Opinion
2014-03-20
Alexander Buchkin, Pittsburgh, Pennsylvania, appellant pro se. Eric T. Schneiderman, Attorney General, New York City (Steven Koton of counsel), for respondent.
Alexander Buchkin, Pittsburgh, Pennsylvania, appellant pro se. Eric T. Schneiderman, Attorney General, New York City (Steven Koton of counsel), for respondent.
Before: LAHTINEN, J.P., McCARTHY, GARRY and EGAN JR., JJ.
Appeals from four decisions of the Unemployment Insurance Appeal Board, filed December 20, 2012, which dismissed claimant's appeals from four decisions of an Administrative Law Judge as untimely.
Claimant filed an original claim for unemployment insurance benefits effective May 23, 2011. In connection therewith, the Department of Labor issued four notices of determination, two on January 27, 2012 and two on August 8, 2012, ruling, among other things, that claimant was ineligible to receive benefits. Claimant requested hearings with respect to these determinations. Upon his failure to appear at the hearings, the respective Administrative Law Judges (hereinafter ALJ) rendered four default decisions, two on April 16, 2012 and two on May 10, 2012, sustaining the determinations. Claimant made applications to reopen these decisions. With respect to the determinations rendered on April 16, 2012, the ALJ issued two decisions on August 9, 2012 denying claimant's applications to reopen. With respect to the determinations rendered on May 10, 2012, the same ALJ issued two more decisions on August 9, 2012 granting claimant's applications to reopen, but sustaining the determinations on the merits. Claimant appealed the four ALJ decisions to the Unemployment Insurance Appeal Board, and the Board dismissed the appeals as untimely. Claimant now appeals from the Board's decisions.

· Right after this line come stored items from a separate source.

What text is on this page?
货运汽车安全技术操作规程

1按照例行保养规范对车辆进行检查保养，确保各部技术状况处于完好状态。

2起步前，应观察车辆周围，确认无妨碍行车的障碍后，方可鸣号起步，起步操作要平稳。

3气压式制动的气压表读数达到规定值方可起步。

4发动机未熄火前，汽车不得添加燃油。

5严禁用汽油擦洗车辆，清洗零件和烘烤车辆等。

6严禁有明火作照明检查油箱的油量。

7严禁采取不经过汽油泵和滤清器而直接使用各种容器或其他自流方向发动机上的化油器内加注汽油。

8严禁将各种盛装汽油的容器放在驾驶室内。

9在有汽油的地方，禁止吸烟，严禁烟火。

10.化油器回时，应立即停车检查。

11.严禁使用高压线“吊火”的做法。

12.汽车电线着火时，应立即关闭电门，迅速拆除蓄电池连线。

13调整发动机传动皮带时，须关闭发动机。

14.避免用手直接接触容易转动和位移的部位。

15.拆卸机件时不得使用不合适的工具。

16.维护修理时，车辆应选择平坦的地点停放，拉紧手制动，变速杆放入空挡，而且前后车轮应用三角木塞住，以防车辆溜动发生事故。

We affirm. Labor Law § 621(1) provides that an appeal to the Board from a decision of an ALJ must be made within 20 days of the mailing or personal delivery of the decision, and this time requirement is strictly construed ( see Matter of Green [Commissioner of Labor], 87 A.D.3d 1222, 1222, 929 N.Y.S.2d 785 [2011];Matter of Davis [Commissioner of Labor], 71 A.D.3d 1369, 1370, 896 N.Y.S.2d 695 [2010] ). Here, the Board's decisions were mailed to claimant on August 9, 2012 and contained specific instructions, both in English and in claimant's native language, that any appeals were to be taken within 20 days of the date printed on the face of the decisions. Nevertheless, claimant's notice of appeal was not received by the Board until November 2012, well outside the 20–day time period. Significantly, claimant offered no excuse for his failure to comply with the statutory time requirement ( see Matter of Cunto [Commissioner of Labor], 109 A.D.3d 1076, 1077, 971 N.Y.S.2d 488 [2013];Matter of Politis [Commissioner of Labor], 96 A.D.3d 1340, 1340, 947 N.Y.S.2d 228 [2012] ). Accordingly, as we find that the Board properly dismissed the appeals as untimely, we do not address the merits of claimant's arguments ( see Matter of Davis [Commissioner of Labor], 71 A.D.3d 1369, 1370, 896 N.Y.S.2d 695 [2010] ).
ORDERED that the decisions are affirmed, without costs.